Oleh karenanya, harus dipilah-pilah mana saja yang bisa dikaitkan dengan UU Penyiaran dan mana yang tidak bisa dipaksakan. Menurutnya, Uji Materil yang dilakukan RCTI dan iNews dalam konteks mengatur konten-konten yang tidak patut atau untuk mengatur penghasilan beberapa jenis platformn berbasis seperi YouTube dan Netflix, maka hal itu boleh saja dilakukan.
"Kegiatan penyiaran yang bersifat bisnis seperti YouTube dan Netflix misalnya, saya kira nggak ada masalah. itu menurut saya memang harus ada kontribusinya ke negara," kata Karding.
Ke depannya, Karding akan mendorong agar masalah ini bisa ikut dibahas dalam revisi UU Penyiaran agar dapat mengakomodir hal-hal yang yang belum diatur dalam UU penyiaran. Misalnya bagaimana konten-konten itu tetap pada porsinya dan bagaimana semua proses penyiaran terutama bertujuan binis dapat memberikan sumbangsih pajak paling tidak itu retribusi kepada negara.
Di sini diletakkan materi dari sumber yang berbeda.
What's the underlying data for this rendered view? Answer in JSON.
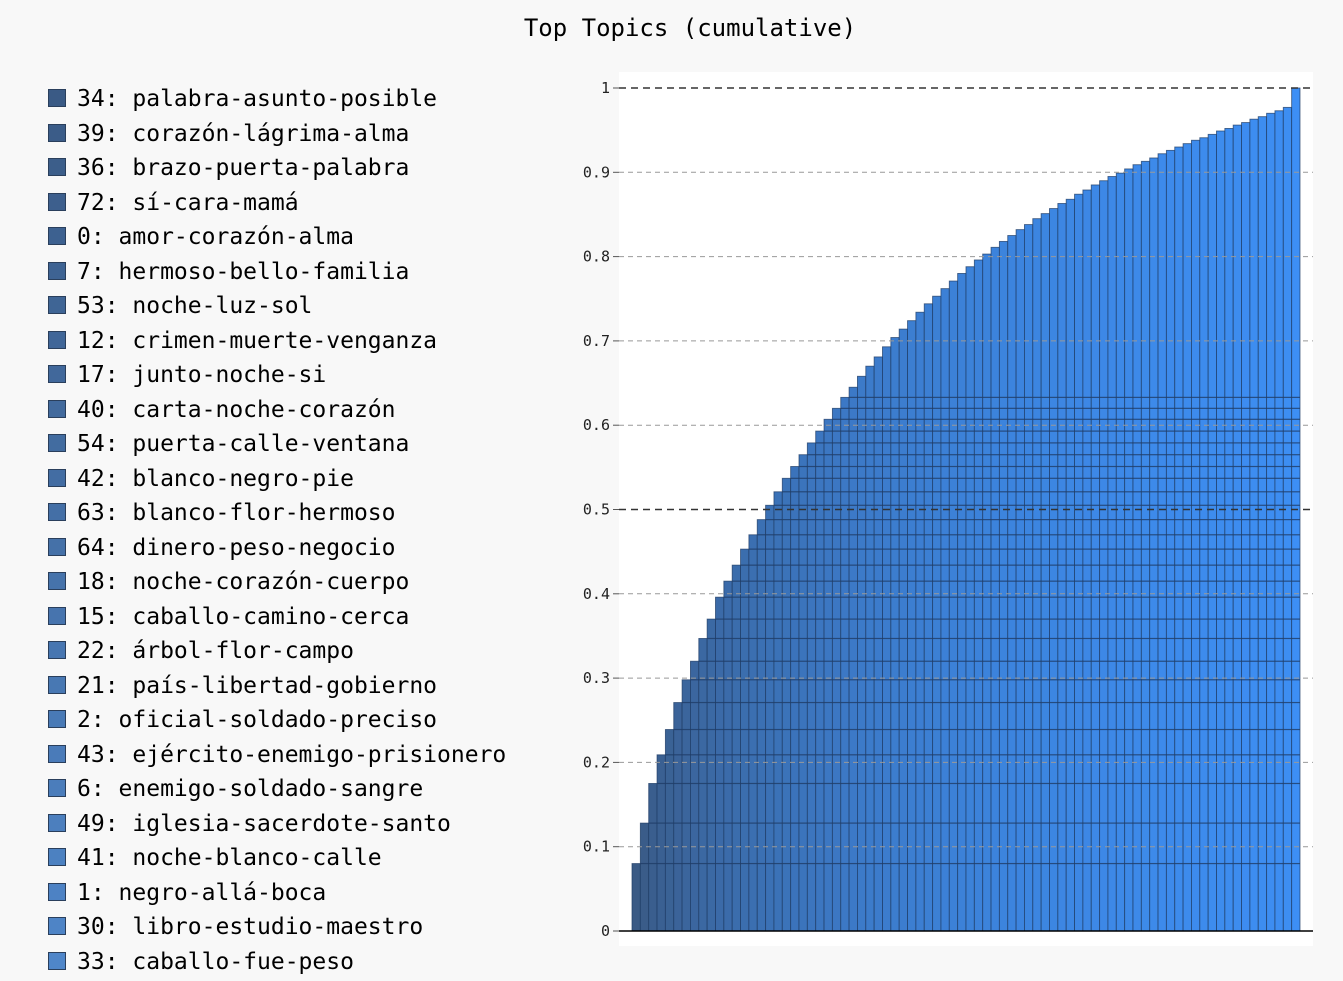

"Jadi kita harus bijak melihat keadaan sekarang. Intinya, prinsip, karena itu adalah hak dasar manusia, hak bicara, hak ekspresi itu tidak boleh dilarang, itu bagian dari HAM," tegasnya.
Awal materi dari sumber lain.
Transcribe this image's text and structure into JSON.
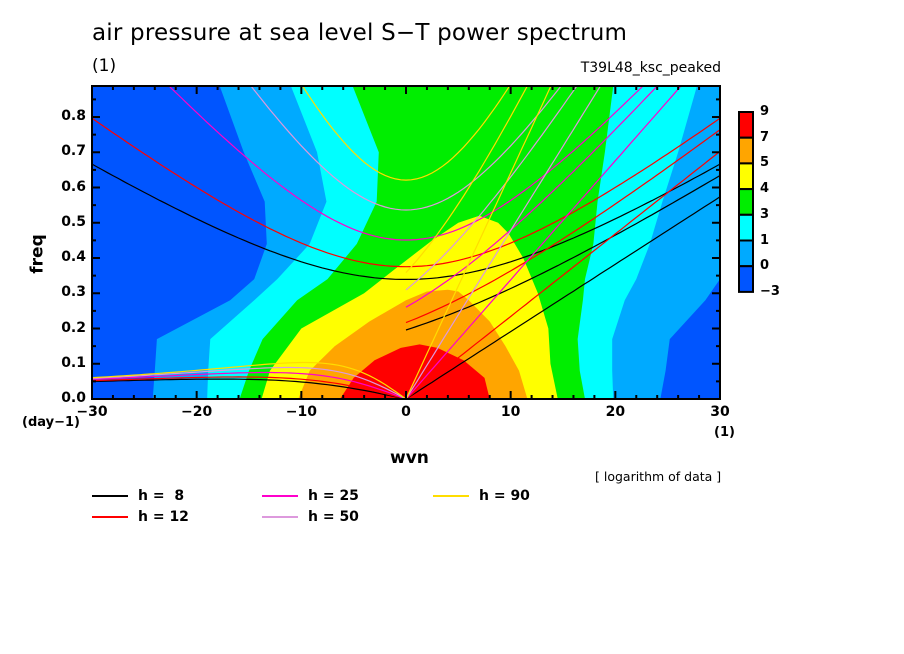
{
  "chart_data": {
    "type": "contour",
    "title": "air pressure at sea level S−T power spectrum",
    "units_label": "(1)",
    "run_name": "T39L48_ksc_peaked",
    "xlabel": "wvn",
    "x_units": "(1)",
    "ylabel": "freq",
    "y_units": "(day−1)",
    "xlim": [
      -30,
      30
    ],
    "ylim": [
      0,
      0.888
    ],
    "x_ticks": [
      -30,
      -20,
      -10,
      0,
      10,
      20,
      30
    ],
    "x_tick_labels": [
      "−30",
      "−20",
      "−10",
      "0",
      "10",
      "20",
      "30"
    ],
    "y_ticks": [
      0.0,
      0.1,
      0.2,
      0.3,
      0.4,
      0.5,
      0.6,
      0.7,
      0.8
    ],
    "y_tick_labels": [
      "0.0",
      "0.1",
      "0.2",
      "0.3",
      "0.4",
      "0.5",
      "0.6",
      "0.7",
      "0.8"
    ],
    "note": "[ logarithm of data ]",
    "colorbar": {
      "labels": [
        "9",
        "7",
        "5",
        "4",
        "3",
        "1",
        "0",
        "−3"
      ],
      "colors": [
        "#ff0000",
        "#ffa500",
        "#ffff00",
        "#00ee00",
        "#00ffff",
        "#00aaff",
        "#0055ff"
      ]
    },
    "filled_levels": [
      {
        "level": "-3..0",
        "color": "#0055ff"
      },
      {
        "level": "0..1",
        "color": "#00aaff"
      },
      {
        "level": "1..3",
        "color": "#00ffff"
      },
      {
        "level": "3..4",
        "color": "#00ee00"
      },
      {
        "level": "4..5",
        "color": "#ffff00"
      },
      {
        "level": "5..7",
        "color": "#ffa500"
      },
      {
        "level": "7..9",
        "color": "#ff0000"
      }
    ],
    "dispersion_curves": [
      {
        "label": "h =  8",
        "h": 8,
        "color": "#000000"
      },
      {
        "label": "h = 12",
        "h": 12,
        "color": "#ff0000"
      },
      {
        "label": "h = 25",
        "h": 25,
        "color": "#ff00cc"
      },
      {
        "label": "h = 50",
        "h": 50,
        "color": "#dd99dd"
      },
      {
        "label": "h = 90",
        "h": 90,
        "color": "#ffdd00"
      }
    ]
  }
}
Untuk diketahui, permohonan uji materi UU Penyiaran diajukan oleh RCTI dan iNews TV. Pihak pemohon menggugat Pasal 1 angka 2 UU Penyiaran yang menyebut, "Penyiaran adalah kegiatan pemancarluasan siaran melalui sarana pemancaran dan/atau sarana transmisi di darat, di laut atau di antariksa dengan menggunakan spektrum frekuensi radio melalui udara, kabel, dan/atau media lainnya untuk dapat diterima secara serentak dan bersamaan oleh masyarakat dengan perangkat penerima siaran."
Pemohon menilai pasal itu menyebabkan perlakuan yang berbeda antara penyelenggara penyiaran konvensional yang menggunakan frekuensi radio dan penyelenggara penyiaran yang menggunakan internet, seperti YouTube dan Netflix.
Sebab, Pasal 1 angka 2 UU Penyiaran hanya mengatur penyelenggara penyiaran konvensional dan tak mengatur pengelenggara penyiaran terbarukan.
Oleh sebab itu, pemohon meminta MK menyatakan, pasal tersebut tak kekuatan hukum tetap sepanjang tidak mengatur penyelenggara penyiaran berbasis internet untuk tunduk pada pasal tersebut.